The goal of the project is to create an app that makes water data easily manipulated and more visually appealing to study and display. Many existing apps focus on weather events and displaying daily data, but our app will focus on trend visualization and be used mainly for research and educational purposes. This data will be sourced from both the client, Alabama Water Institute, and from publicly available APIs.

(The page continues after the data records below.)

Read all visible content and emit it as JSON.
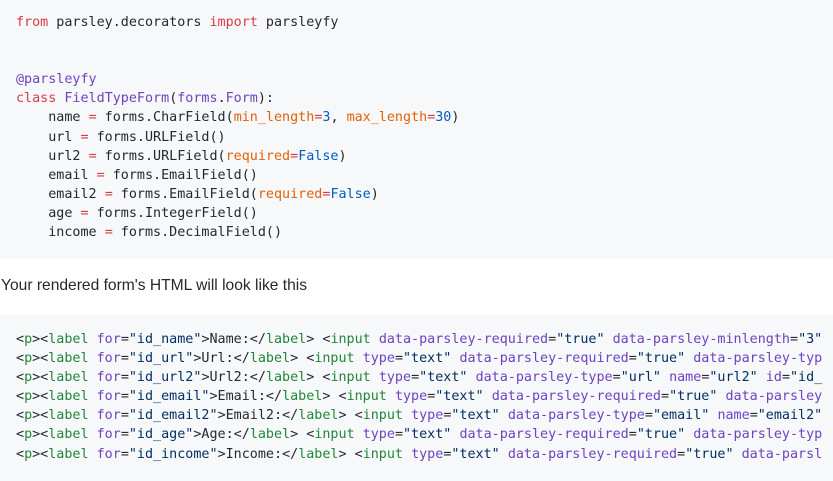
{
  "python_block": {
    "lines": [
      [
        {
          "t": "from",
          "c": "kw"
        },
        {
          "t": " parsley.decorators "
        },
        {
          "t": "import",
          "c": "kw"
        },
        {
          "t": " parsleyfy"
        }
      ],
      [],
      [],
      [
        {
          "t": "@parsleyfy",
          "c": "dec"
        }
      ],
      [
        {
          "t": "class",
          "c": "kw"
        },
        {
          "t": " "
        },
        {
          "t": "FieldTypeForm",
          "c": "ent"
        },
        {
          "t": "("
        },
        {
          "t": "forms",
          "c": "ent"
        },
        {
          "t": "."
        },
        {
          "t": "Form",
          "c": "ent"
        },
        {
          "t": "):"
        }
      ],
      [
        {
          "t": "    name "
        },
        {
          "t": "=",
          "c": "kw"
        },
        {
          "t": " forms.CharField("
        },
        {
          "t": "min_length",
          "c": "param"
        },
        {
          "t": "=",
          "c": "kw"
        },
        {
          "t": "3",
          "c": "num"
        },
        {
          "t": ", "
        },
        {
          "t": "max_length",
          "c": "param"
        },
        {
          "t": "=",
          "c": "kw"
        },
        {
          "t": "30",
          "c": "num"
        },
        {
          "t": ")"
        }
      ],
      [
        {
          "t": "    url "
        },
        {
          "t": "=",
          "c": "kw"
        },
        {
          "t": " forms.URLField()"
        }
      ],
      [
        {
          "t": "    url2 "
        },
        {
          "t": "=",
          "c": "kw"
        },
        {
          "t": " forms.URLField("
        },
        {
          "t": "required",
          "c": "param"
        },
        {
          "t": "=",
          "c": "kw"
        },
        {
          "t": "False",
          "c": "const"
        },
        {
          "t": ")"
        }
      ],
      [
        {
          "t": "    email "
        },
        {
          "t": "=",
          "c": "kw"
        },
        {
          "t": " forms.EmailField()"
        }
      ],
      [
        {
          "t": "    email2 "
        },
        {
          "t": "=",
          "c": "kw"
        },
        {
          "t": " forms.EmailField("
        },
        {
          "t": "required",
          "c": "param"
        },
        {
          "t": "=",
          "c": "kw"
        },
        {
          "t": "False",
          "c": "const"
        },
        {
          "t": ")"
        }
      ],
      [
        {
          "t": "    age "
        },
        {
          "t": "=",
          "c": "kw"
        },
        {
          "t": " forms.IntegerField()"
        }
      ],
      [
        {
          "t": "    income "
        },
        {
          "t": "=",
          "c": "kw"
        },
        {
          "t": " forms.DecimalField()"
        }
      ]
    ]
  },
  "prose": "Your rendered form's HTML will look like this",
  "html_block": {
    "lines": [
      [
        {
          "t": "<"
        },
        {
          "t": "p",
          "c": "tag"
        },
        {
          "t": "><"
        },
        {
          "t": "label",
          "c": "tag"
        },
        {
          "t": " "
        },
        {
          "t": "for",
          "c": "attr"
        },
        {
          "t": "="
        },
        {
          "t": "\"id_name\"",
          "c": "str"
        },
        {
          "t": ">Name:</"
        },
        {
          "t": "label",
          "c": "tag"
        },
        {
          "t": "> <"
        },
        {
          "t": "input",
          "c": "tag"
        },
        {
          "t": " "
        },
        {
          "t": "data-parsley-required",
          "c": "attr"
        },
        {
          "t": "="
        },
        {
          "t": "\"true\"",
          "c": "str"
        },
        {
          "t": " "
        },
        {
          "t": "data-parsley-minlength",
          "c": "attr"
        },
        {
          "t": "="
        },
        {
          "t": "\"3\"",
          "c": "str"
        }
      ],
      [
        {
          "t": "<"
        },
        {
          "t": "p",
          "c": "tag"
        },
        {
          "t": "><"
        },
        {
          "t": "label",
          "c": "tag"
        },
        {
          "t": " "
        },
        {
          "t": "for",
          "c": "attr"
        },
        {
          "t": "="
        },
        {
          "t": "\"id_url\"",
          "c": "str"
        },
        {
          "t": ">Url:</"
        },
        {
          "t": "label",
          "c": "tag"
        },
        {
          "t": "> <"
        },
        {
          "t": "input",
          "c": "tag"
        },
        {
          "t": " "
        },
        {
          "t": "type",
          "c": "attr"
        },
        {
          "t": "="
        },
        {
          "t": "\"text\"",
          "c": "str"
        },
        {
          "t": " "
        },
        {
          "t": "data-parsley-required",
          "c": "attr"
        },
        {
          "t": "="
        },
        {
          "t": "\"true\"",
          "c": "str"
        },
        {
          "t": " "
        },
        {
          "t": "data-parsley-typ",
          "c": "attr"
        }
      ],
      [
        {
          "t": "<"
        },
        {
          "t": "p",
          "c": "tag"
        },
        {
          "t": "><"
        },
        {
          "t": "label",
          "c": "tag"
        },
        {
          "t": " "
        },
        {
          "t": "for",
          "c": "attr"
        },
        {
          "t": "="
        },
        {
          "t": "\"id_url2\"",
          "c": "str"
        },
        {
          "t": ">Url2:</"
        },
        {
          "t": "label",
          "c": "tag"
        },
        {
          "t": "> <"
        },
        {
          "t": "input",
          "c": "tag"
        },
        {
          "t": " "
        },
        {
          "t": "type",
          "c": "attr"
        },
        {
          "t": "="
        },
        {
          "t": "\"text\"",
          "c": "str"
        },
        {
          "t": " "
        },
        {
          "t": "data-parsley-type",
          "c": "attr"
        },
        {
          "t": "="
        },
        {
          "t": "\"url\"",
          "c": "str"
        },
        {
          "t": " "
        },
        {
          "t": "name",
          "c": "attr"
        },
        {
          "t": "="
        },
        {
          "t": "\"url2\"",
          "c": "str"
        },
        {
          "t": " "
        },
        {
          "t": "id",
          "c": "attr"
        },
        {
          "t": "="
        },
        {
          "t": "\"id_",
          "c": "str"
        }
      ],
      [
        {
          "t": "<"
        },
        {
          "t": "p",
          "c": "tag"
        },
        {
          "t": "><"
        },
        {
          "t": "label",
          "c": "tag"
        },
        {
          "t": " "
        },
        {
          "t": "for",
          "c": "attr"
        },
        {
          "t": "="
        },
        {
          "t": "\"id_email\"",
          "c": "str"
        },
        {
          "t": ">Email:</"
        },
        {
          "t": "label",
          "c": "tag"
        },
        {
          "t": "> <"
        },
        {
          "t": "input",
          "c": "tag"
        },
        {
          "t": " "
        },
        {
          "t": "type",
          "c": "attr"
        },
        {
          "t": "="
        },
        {
          "t": "\"text\"",
          "c": "str"
        },
        {
          "t": " "
        },
        {
          "t": "data-parsley-required",
          "c": "attr"
        },
        {
          "t": "="
        },
        {
          "t": "\"true\"",
          "c": "str"
        },
        {
          "t": " "
        },
        {
          "t": "data-parsley",
          "c": "attr"
        }
      ],
      [
        {
          "t": "<"
        },
        {
          "t": "p",
          "c": "tag"
        },
        {
          "t": "><"
        },
        {
          "t": "label",
          "c": "tag"
        },
        {
          "t": " "
        },
        {
          "t": "for",
          "c": "attr"
        },
        {
          "t": "="
        },
        {
          "t": "\"id_email2\"",
          "c": "str"
        },
        {
          "t": ">Email2:</"
        },
        {
          "t": "label",
          "c": "tag"
        },
        {
          "t": "> <"
        },
        {
          "t": "input",
          "c": "tag"
        },
        {
          "t": " "
        },
        {
          "t": "type",
          "c": "attr"
        },
        {
          "t": "="
        },
        {
          "t": "\"text\"",
          "c": "str"
        },
        {
          "t": " "
        },
        {
          "t": "data-parsley-type",
          "c": "attr"
        },
        {
          "t": "="
        },
        {
          "t": "\"email\"",
          "c": "str"
        },
        {
          "t": " "
        },
        {
          "t": "name",
          "c": "attr"
        },
        {
          "t": "="
        },
        {
          "t": "\"email2\"",
          "c": "str"
        }
      ],
      [
        {
          "t": "<"
        },
        {
          "t": "p",
          "c": "tag"
        },
        {
          "t": "><"
        },
        {
          "t": "label",
          "c": "tag"
        },
        {
          "t": " "
        },
        {
          "t": "for",
          "c": "attr"
        },
        {
          "t": "="
        },
        {
          "t": "\"id_age\"",
          "c": "str"
        },
        {
          "t": ">Age:</"
        },
        {
          "t": "label",
          "c": "tag"
        },
        {
          "t": "> <"
        },
        {
          "t": "input",
          "c": "tag"
        },
        {
          "t": " "
        },
        {
          "t": "type",
          "c": "attr"
        },
        {
          "t": "="
        },
        {
          "t": "\"text\"",
          "c": "str"
        },
        {
          "t": " "
        },
        {
          "t": "data-parsley-required",
          "c": "attr"
        },
        {
          "t": "="
        },
        {
          "t": "\"true\"",
          "c": "str"
        },
        {
          "t": " "
        },
        {
          "t": "data-parsley-typ",
          "c": "attr"
        }
      ],
      [
        {
          "t": "<"
        },
        {
          "t": "p",
          "c": "tag"
        },
        {
          "t": "><"
        },
        {
          "t": "label",
          "c": "tag"
        },
        {
          "t": " "
        },
        {
          "t": "for",
          "c": "attr"
        },
        {
          "t": "="
        },
        {
          "t": "\"id_income\"",
          "c": "str"
        },
        {
          "t": ">Income:</"
        },
        {
          "t": "label",
          "c": "tag"
        },
        {
          "t": "> <"
        },
        {
          "t": "input",
          "c": "tag"
        },
        {
          "t": " "
        },
        {
          "t": "type",
          "c": "attr"
        },
        {
          "t": "="
        },
        {
          "t": "\"text\"",
          "c": "str"
        },
        {
          "t": " "
        },
        {
          "t": "data-parsley-required",
          "c": "attr"
        },
        {
          "t": "="
        },
        {
          "t": "\"true\"",
          "c": "str"
        },
        {
          "t": " "
        },
        {
          "t": "data-parsl",
          "c": "attr"
        }
      ]
    ]
  },
  "colors": {
    "code_background": "#f6f8fa",
    "text": "#24292e",
    "keyword": "#d73a49",
    "decorator": "#6f42c1",
    "number": "#005cc5",
    "parameter": "#e36209",
    "tag": "#22863a",
    "attribute": "#6f42c1",
    "string": "#032f62"
  }
}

This project will be considered a success if we can display water data in a way that is easy to understand, coherent, and teaches the users more about the environment. The interface for the app will be a map with various overlays and data points, and allow users to select which data they would like to view. The app will focus on the state of Alabama to begin, and, if the project timeline allows, expand to the entire continental US.
This project aims to cover the gap in existing weather apps and research data. Weather apps focus on forecasting rain, snow and storms, and visualizing radar data. There is a plethora of other water-related data collected and processed across the country, though it is mostly limited to research or professional use. This app will allow researchers, students, and the general public to visualize trends and see different water features both currently and through time. The app has moved to a more educational and research oriented application that will be used for presentations, conferences, and learning environments. It will be much less accessible and will be mainly a visualization and study tool.
1. Map view: Users should be presented with a map containing various data about water (Google Maps, OSM, GeoApify, Leaflet)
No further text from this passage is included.